De teneur van deze dominante stroom in de sociale filosofie en in het publieke debat is duidelijk. Er wordt een groot sociaal verlies geconstateerd als gevolg van diverse moderniseringsprocessen. Het behoeft weinig ondersteuning om het gelijk aan te tonen van deze maatschappijkritiek. Sociale verbanden en duurzame relaties worden minder vanzelfsprekend, commitment aan sociale verbanden ligt lager (veel verenigingen, organisaties uit de periode van verzuiling en politieke partijen kampen met terugloop in ledenaantallen) en inzet voor sociale verbanden wordt steeds meer afhankelijk van individuele zelfontplooiing (vgl. Hustinx 2009). Toch valt op deze kritiek wel wat af te dingen.

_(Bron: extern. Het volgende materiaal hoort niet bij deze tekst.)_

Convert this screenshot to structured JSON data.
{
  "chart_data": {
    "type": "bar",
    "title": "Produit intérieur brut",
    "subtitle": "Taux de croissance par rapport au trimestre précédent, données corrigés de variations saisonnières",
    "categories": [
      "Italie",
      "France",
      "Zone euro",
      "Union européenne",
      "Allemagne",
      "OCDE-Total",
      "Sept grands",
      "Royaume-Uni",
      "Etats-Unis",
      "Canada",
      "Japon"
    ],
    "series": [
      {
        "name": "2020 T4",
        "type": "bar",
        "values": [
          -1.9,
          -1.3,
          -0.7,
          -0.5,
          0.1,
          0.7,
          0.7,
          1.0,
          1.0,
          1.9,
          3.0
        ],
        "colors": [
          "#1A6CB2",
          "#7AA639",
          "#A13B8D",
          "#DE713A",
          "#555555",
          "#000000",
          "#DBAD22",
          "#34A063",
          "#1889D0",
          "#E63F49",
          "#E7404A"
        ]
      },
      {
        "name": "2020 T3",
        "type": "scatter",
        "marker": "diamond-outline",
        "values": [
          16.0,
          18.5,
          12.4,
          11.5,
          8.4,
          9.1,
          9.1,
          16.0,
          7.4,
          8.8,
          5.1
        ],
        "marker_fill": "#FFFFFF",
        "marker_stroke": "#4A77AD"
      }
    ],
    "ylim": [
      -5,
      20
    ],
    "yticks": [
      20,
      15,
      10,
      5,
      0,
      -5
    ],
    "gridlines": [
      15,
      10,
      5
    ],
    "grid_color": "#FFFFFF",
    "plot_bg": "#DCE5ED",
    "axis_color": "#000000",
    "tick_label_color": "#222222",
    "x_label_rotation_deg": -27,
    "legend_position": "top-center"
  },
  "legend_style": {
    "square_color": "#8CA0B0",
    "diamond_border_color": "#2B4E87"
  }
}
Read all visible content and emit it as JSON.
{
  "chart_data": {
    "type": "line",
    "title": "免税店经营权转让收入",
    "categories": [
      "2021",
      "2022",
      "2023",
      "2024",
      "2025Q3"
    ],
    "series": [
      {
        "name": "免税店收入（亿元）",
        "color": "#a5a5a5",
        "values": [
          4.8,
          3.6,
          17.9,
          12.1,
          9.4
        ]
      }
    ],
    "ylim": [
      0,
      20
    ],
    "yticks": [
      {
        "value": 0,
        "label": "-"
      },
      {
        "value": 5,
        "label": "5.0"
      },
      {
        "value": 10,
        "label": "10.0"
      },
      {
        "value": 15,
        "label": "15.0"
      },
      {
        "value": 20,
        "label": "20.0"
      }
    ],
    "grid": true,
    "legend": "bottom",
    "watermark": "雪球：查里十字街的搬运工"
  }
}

3. Nieuwe sociale dynamiek
De zorg over de Gesellschaft is niet het hele verhaal, of scherper gezegd: het is niet meer het hele verhaal. In toenemende mate verliest dit verhaal over modernisering zijn plausibiliteit. De samenleving geeft blijk van herstelkracht, of specifieker gezegd: de Gesellschaft ontwikkelt zelf ook een ‘sociale kant’ en wordt daarmee minder gevaarlijk. Deze paragraaf staat in het teken van deze ontwikkeling, die ik verken aan de hand van drie terreinen: het domein van de consumptiecultuur, het domein van het bedrijfsleven/arbeidsorganisatie en het domein van de publieke zaak.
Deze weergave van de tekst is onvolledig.